WASHINGTON — Orders for manufactured goods posted a surprisingly strong increase in April as demand rose in a number of areas, including heavy machinery, iron and steel.

The Commerce Department reported Tuesday that orders were up 1.1 percent in April following a 1.5 percent increase in March. Those gains followed big declines in January and February that raised concerns about how much pain manufacturing industries would feel from the severe economic slowdown hitting housing and the financial sector.

Orders in the battered auto industry and commercial aircraft sector did fall sharply in April, but other areas showed strength catching analysts by surprise. They had been forecasting that overall orders would edge down slightly in April.

The better-than-expected reading on orders for manufactured goods followed news Monday that a key gauge of manufacturing rose to a reading of 49.6 in May, up from 48.6 in April.

While the Institute for Supply Management's manufacturing index remained at levels indicating a continued contraction in manufacturing, the upward movement was seen as a possible sign that manufacturing was beginning to stabilize.

Manufacturing is being buffeted by a prolonged slump in housing, which has cut into demand for building supplies, and soaring energy prices, which have hurt auto sales. However, these adverse factors are being offset by continued strong demand for U.S. exports, which are more competitive in overseas markets because of the weaker dollar.

Michelle Girard, an analyst at RBS Greenwich Capital, said that one of the hopeful signs in the orders report was that inventories of unsold goods were unchanged in April, indicating that manufacturers are keeping their inventory backlogs under control. Smaller backlog inventories should reduce the need for production cutbacks that would make the current slowdown worse.

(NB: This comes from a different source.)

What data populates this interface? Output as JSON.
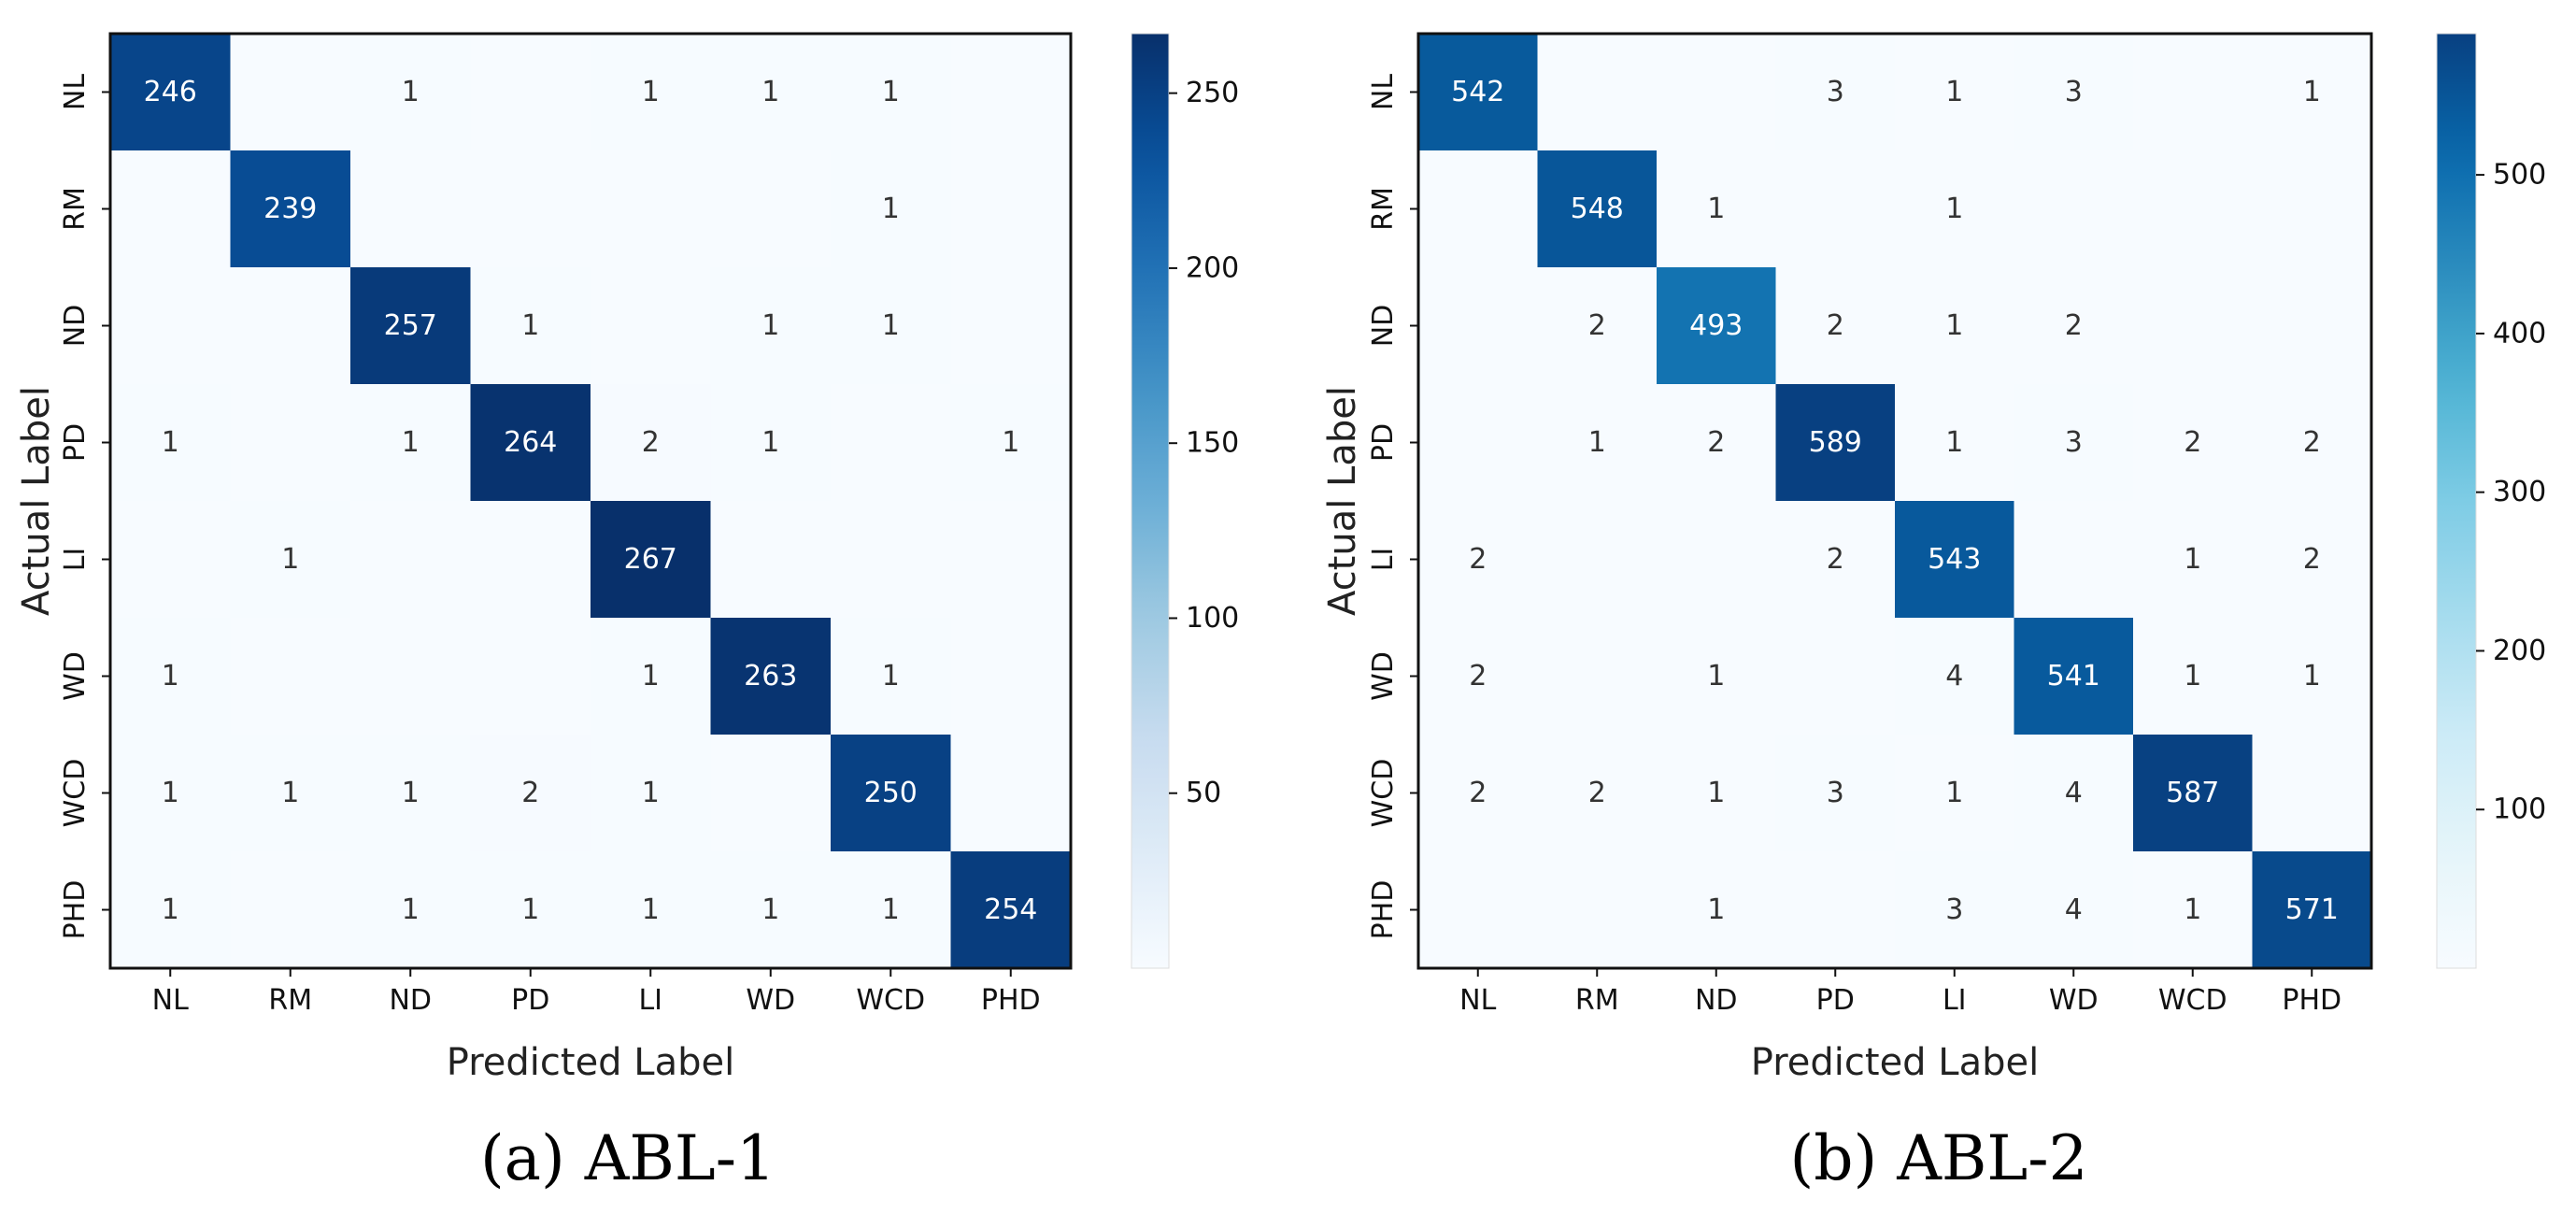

For April, demand for durable goods — items expected to last at least three years — fell by 0.6 percent, slightly larger than the 0.5 percent drop reported last week in a preliminary report. The weakness was led by a 24.4 percent drop in demand for commercial aircraft, a sector that is extremely volatile from month to month, and a 4.2 percent decline in motor vehicles, an industry that is being battered by soaring gasoline prices and the weak economy.

The weakness in autos and airplane orders was offset by strength in a number of other areas. Orders for iron and steel were up by 5.5 percent. Orders for mining and oil field equipment jumped 48.6 percent and orders for electrical equipment and appliances surged 28.1 percent.

Orders for nondurable goods rose by 2.8 percent, led by a big jump in demand for petroleum products, reflecting higher prices. Demand for food and beverages also was up sharply.

While some economists have worried that the country could be in danger of falling into a recession, the government reported last week that the gross domestic product stayed in positive territory in the first three months of this year, growing at an annual rate of 0.9 percent, slightly stronger than the initial estimate. Many economists now believe that the GDP will remain in positive territory during the current April-June quarter, helped by economic stimulus payments being made to 130 million households.